Speaking on the performance of the outgoing President, a senior lecturer, Department of Political Science, University of Nigeria, Nsukka, Enugu State, Dr Ikechukwu Ugwueze, said Buhari failed to deliver on all his campaign promises to Nigerians, adding that Nigerians “passed through hell”.

He told that, “the outgoing President surrounded himself with people who had no idea of what they were to do in governance. Even the Minister of Education, Mallam Adamu Adamu, admitted that he had no idea of how to run the Education ministry when he was appointed minister. The President kept round pegs in square holes, which had no business in governance.

“Nigerians who are still alive to welcome a new government should go about celebrating. If we are to score this administration, they will score nothing more than 40/100, and that is because I am being lenient.”

Also, a Professor of Economics, Federal University of Technology, Owerri, Imo State, Baldwin Ashiegbu, said the facts and figures were there to show whether the President did well or not.

“We should ask ourselves what the Gross Domestic Product of Nigeria was when Buhari came to power and what it is now. What is the inflation rate now? What was it pre-Buhari administration? What was our foreign reserve? What is it now? What was the borrowing rate? What is it now? When we answer these questions honestly, we will then know whether or not he did well,” he said.

A security expert, Mr Nnamdi Anekwe-Chieve, told that Buhari defeated Boko Haram but gave the country banditry and kidnapping for ransom.

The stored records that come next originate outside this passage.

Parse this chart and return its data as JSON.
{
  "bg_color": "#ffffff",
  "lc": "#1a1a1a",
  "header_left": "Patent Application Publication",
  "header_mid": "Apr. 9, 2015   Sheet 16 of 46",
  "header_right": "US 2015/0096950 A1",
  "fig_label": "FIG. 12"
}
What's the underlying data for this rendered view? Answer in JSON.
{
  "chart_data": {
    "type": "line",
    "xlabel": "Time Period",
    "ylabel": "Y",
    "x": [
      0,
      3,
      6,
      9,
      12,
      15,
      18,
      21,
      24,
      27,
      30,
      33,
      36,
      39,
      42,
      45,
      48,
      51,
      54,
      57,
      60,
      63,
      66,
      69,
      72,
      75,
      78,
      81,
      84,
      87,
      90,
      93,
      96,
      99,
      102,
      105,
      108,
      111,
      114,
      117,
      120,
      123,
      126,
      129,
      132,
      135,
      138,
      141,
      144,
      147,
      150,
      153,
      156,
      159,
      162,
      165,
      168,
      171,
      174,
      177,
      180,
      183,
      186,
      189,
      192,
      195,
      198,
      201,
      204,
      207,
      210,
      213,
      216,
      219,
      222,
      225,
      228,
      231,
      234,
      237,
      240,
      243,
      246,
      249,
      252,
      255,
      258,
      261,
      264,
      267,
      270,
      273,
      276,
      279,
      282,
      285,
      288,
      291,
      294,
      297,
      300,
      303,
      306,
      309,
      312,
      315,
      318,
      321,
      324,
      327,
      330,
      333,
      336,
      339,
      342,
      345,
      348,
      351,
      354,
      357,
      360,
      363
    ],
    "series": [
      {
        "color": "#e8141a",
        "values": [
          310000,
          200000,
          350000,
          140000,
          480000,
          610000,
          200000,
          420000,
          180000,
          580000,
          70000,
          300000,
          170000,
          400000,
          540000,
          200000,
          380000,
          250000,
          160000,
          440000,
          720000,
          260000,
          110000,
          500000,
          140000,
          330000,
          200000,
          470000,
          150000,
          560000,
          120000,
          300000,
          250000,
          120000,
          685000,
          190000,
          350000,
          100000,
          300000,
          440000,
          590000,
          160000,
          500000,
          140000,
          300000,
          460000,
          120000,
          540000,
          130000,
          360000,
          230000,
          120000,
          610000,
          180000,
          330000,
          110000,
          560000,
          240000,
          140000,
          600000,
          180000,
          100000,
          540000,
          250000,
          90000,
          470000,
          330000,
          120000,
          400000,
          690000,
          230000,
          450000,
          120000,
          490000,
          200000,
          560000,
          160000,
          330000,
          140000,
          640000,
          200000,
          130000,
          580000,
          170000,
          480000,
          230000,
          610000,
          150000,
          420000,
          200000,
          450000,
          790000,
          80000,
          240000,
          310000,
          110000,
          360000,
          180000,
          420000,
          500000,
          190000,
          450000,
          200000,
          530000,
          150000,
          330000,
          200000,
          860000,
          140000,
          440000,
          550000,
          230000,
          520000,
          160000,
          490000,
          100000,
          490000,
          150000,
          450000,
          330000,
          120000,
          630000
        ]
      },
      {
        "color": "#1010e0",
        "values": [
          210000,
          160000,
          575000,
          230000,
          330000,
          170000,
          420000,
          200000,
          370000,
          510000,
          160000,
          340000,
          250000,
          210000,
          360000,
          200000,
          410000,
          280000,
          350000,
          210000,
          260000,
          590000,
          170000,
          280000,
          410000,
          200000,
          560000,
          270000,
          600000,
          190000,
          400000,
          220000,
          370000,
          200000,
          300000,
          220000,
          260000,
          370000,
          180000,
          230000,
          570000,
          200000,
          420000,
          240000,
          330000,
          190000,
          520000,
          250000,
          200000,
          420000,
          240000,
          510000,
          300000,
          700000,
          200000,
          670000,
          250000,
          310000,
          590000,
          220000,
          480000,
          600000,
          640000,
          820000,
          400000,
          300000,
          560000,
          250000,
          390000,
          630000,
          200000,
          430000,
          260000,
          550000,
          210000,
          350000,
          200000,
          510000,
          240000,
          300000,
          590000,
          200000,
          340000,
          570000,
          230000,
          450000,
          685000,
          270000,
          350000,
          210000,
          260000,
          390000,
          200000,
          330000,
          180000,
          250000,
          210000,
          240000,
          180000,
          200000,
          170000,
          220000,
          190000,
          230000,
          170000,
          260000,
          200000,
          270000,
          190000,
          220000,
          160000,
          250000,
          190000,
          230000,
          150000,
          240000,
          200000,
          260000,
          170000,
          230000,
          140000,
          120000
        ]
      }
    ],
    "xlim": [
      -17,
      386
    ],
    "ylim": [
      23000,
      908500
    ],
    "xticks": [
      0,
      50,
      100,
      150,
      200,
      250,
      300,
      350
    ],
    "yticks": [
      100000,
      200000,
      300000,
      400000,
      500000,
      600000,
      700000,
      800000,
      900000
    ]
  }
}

“I will say that there was an attempt to quell the problem in the North-East, but banditry and kidnapping for ransom have refused to go away. There was no comprehensive plan for the security forces to have their hold on internal security. Look at the Kuje prison attack; it is a clear case of irresponsible handling of sensitive information,” he said.

In all, from the experiences of the past eight years, Nigerians, living and unborn, will mark Buhari’s script in the years after his presidency.